Accordingly, use of the noise filter may cause overlook of a pulse signal representing an indication of a failure, or false detection of a failure. Hence there is a problem that it is hard to detect errors of the input line 100a or the output line 100b. 
Meanwhile, if the output device 11c performs a self-diagnosis using a self-diagnosis pulse signal, the self-diagnosis pulse signal might be superimposed on a signal to be sent to the operation terminal portion 13 or rarely to the control target 200.
For this reason, the pulse width of the self-diagnosis pulse signal is normally set to such a short pulse width that the operation terminal portion 13 connected to the output device 11c may not respond to the self-diagnosis pulse signal.
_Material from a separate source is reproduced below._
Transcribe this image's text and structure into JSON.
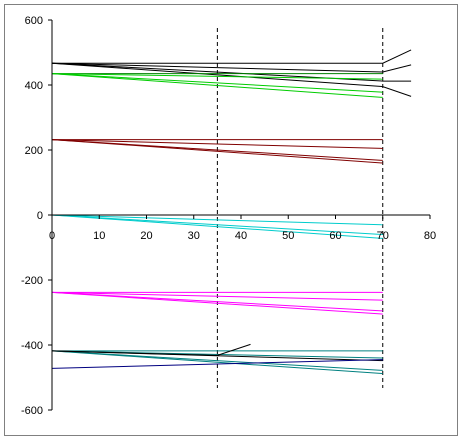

Nevertheless, there is a problem that the self-diagnosis pulse signal may adversely affect behaviors of the control target 200 depending on the response performance of the operation terminal portion 13.
Moreover, in the above-described method of Japanese Patent No. 4131134 which sets an interval period known in advance as a period in which no self-diagnosis pulse signal is generated from the safety equipment, and temporally separates the operation-output step signal from the self-diagnosis signal received from the external device, there is a problem that the safety control and the self-diagnosis of the input-output device cannot be executed in parallel or at any selected timing.